Several insurers believe that conditions in certain lines are at or near the bottom and that emerging loss activity may test the sustainability of current pricing levels. Economic uncertainty is also weighing on decision-making and is likely to influence underwriting postures into 2026.
Trends to watch
Insurers continue to monitor several broader, long-term trends, including:
01
CLIMATE CHANGE & NATURAL CATASTROPHES
Although the 2025 Atlantic hurricane season was relatively mild, insurers recorded $80 billion in catastrophe losses in the first half of the year, second only to 2011’s $125 billion first-half losses, according to Swiss Re. Concerns persist that extreme weather is outpacing models, while DOGE cuts and the federal shutdown have elevated concerns about the reliability of federal disaster response efforts.


02
THE ECONOMIC & POLITICAL LANDSCAPE
Rising trade tensions, military conflicts, and more continue to complicate long-term planning and capital allocation. There is also growing unease about diverging global regulations around AI, cybersecurity, and environmental liability.
03
EVOLVING CYBER THREATS
Cyber risks — including ransomware, supply chain attacks, and AI-driven exploits — continue to grow in scale and sophistication. Coverage adequacy, aggregation risk, and silent cyber exposures remain key concerns. (See Recent outages shine spotlight on systemic cyber risks for more.)


04
INSURANCE INDUSTRY CONSOLIDATION
Through Nov. 12, 10 insurance mergers valued at $1 billion have been announced this year, according to Dowling & Partners. (See Figure 10.) For some insurers, consolidation offers scale, diversification, and access to talent and specialized products. For others, strategic divestitures may improve core focus and returns on capital. For insurance buyers, these deals may strengthen relationships with well-capitalized partners but could also reduce competition and introduce renewed rate pressure.
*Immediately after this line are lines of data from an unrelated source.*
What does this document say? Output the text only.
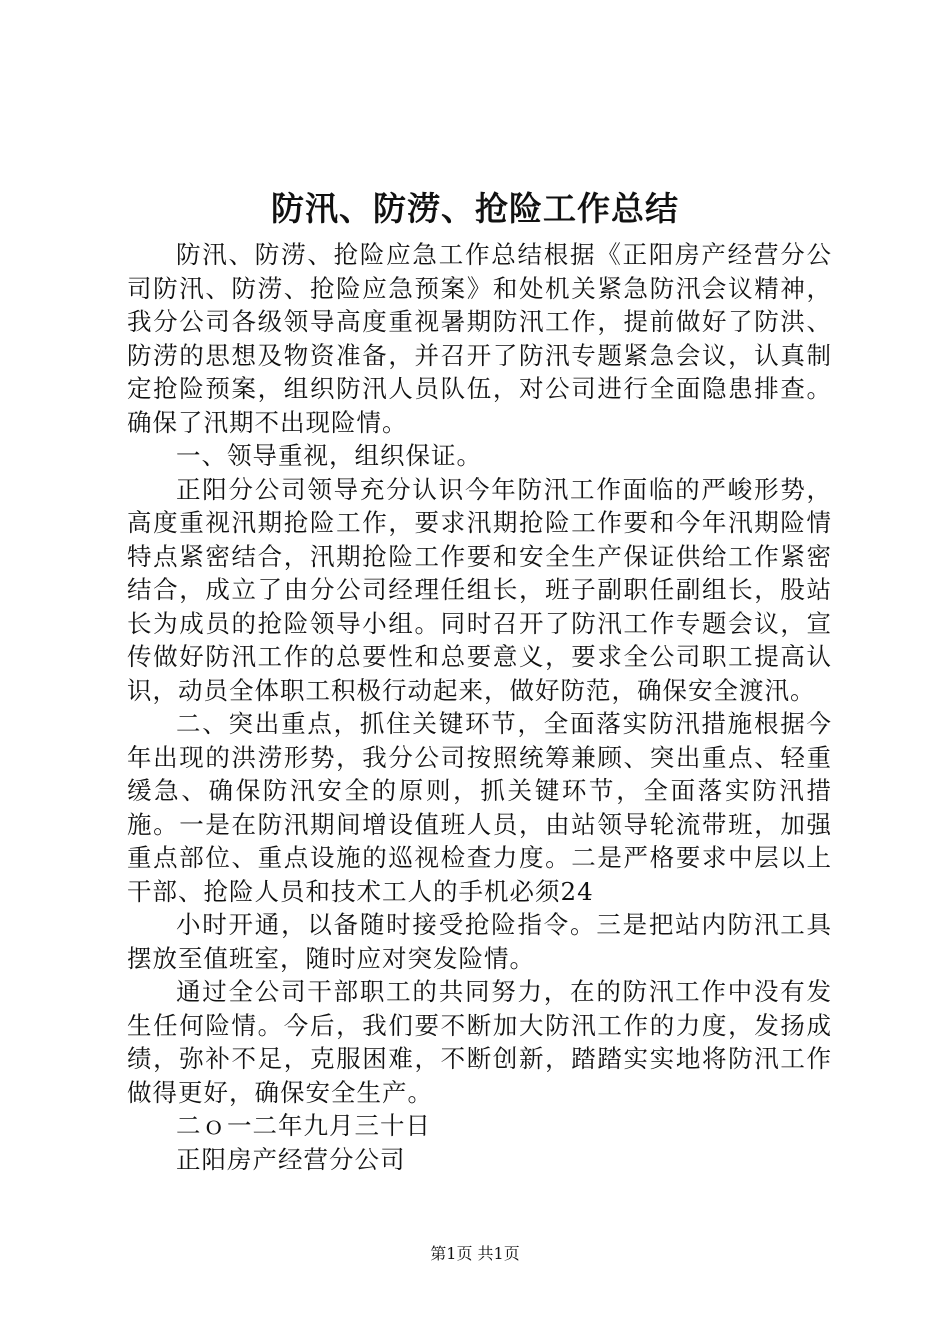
防汛、防涝、抢险工作总结

防汛、防涝、抢险应急工作总结根据《正阳房产经营分公司防汛、防涝、抢险应急预案》和处机关紧急防汛会议精神，我分公司各级领导高度重视暑期防汛工作，提前做好了防洪、防涝的思想及物资准备，并召开了防汛专题紧急会议，认真制定抢险预案，组织防汛人员队伍，对公司进行全面隐患排查。确保了汛期不出现险情。

一、领导重视，组织保证。

正阳分公司领导充分认识今年防汛工作面临的严峻形势，高度重视汛期抢险工作，要求汛期抢险工作要和今年汛期险情特点紧密结合，汛期抢险工作要和安全生产保证供给工作紧密结合，成立了由分公司经理任组长，班子副职任副组长，股站长为成员的抢险领导小组。同时召开了防汛工作专题会议，宣传做好防汛工作的总要性和总要意义，要求全公司职工提高认识，动员全体职工积极行动起来，做好防范，确保安全渡汛。

二、突出重点，抓住关键环节，全面落实防汛措施根据今年出现的洪涝形势，我分公司按照统筹兼顾、突出重点、轻重缓急、确保防汛安全的原则，抓关键环节，全面落实防汛措施。一是在防汛期间增设值班人员，由站领导轮流带班，加强重点部位、重点设施的巡视检查力度。二是严格要求中层以上干部、抢险人员和技术工人的手机必须24

小时开通，以备随时接受抢险指令。三是把站内防汛工具摆放至值班室，随时应对突发险情。

通过全公司干部职工的共同努力，在的防汛工作中没有发生任何险情。今后，我们要不断加大防汛工作的力度，发扬成绩，弥补不足，克服困难，不断创新，踏踏实实地将防汛工作做得更好，确保安全生产。

二ｏ一二年九月三十日

正阳房产经营分公司

第1页 共1页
P&C insurers remain much as we have described them in recent updates: fundamentally healthy and stable, but far from complacent. Recent performance has been strong, yet insurers remain mindful of how quickly conditions can shift. As a result, underwriting behavior reflects a blend of confidence and restraint, characterized by rational pricing, selective appetites, and highly intentional portfolio strategies.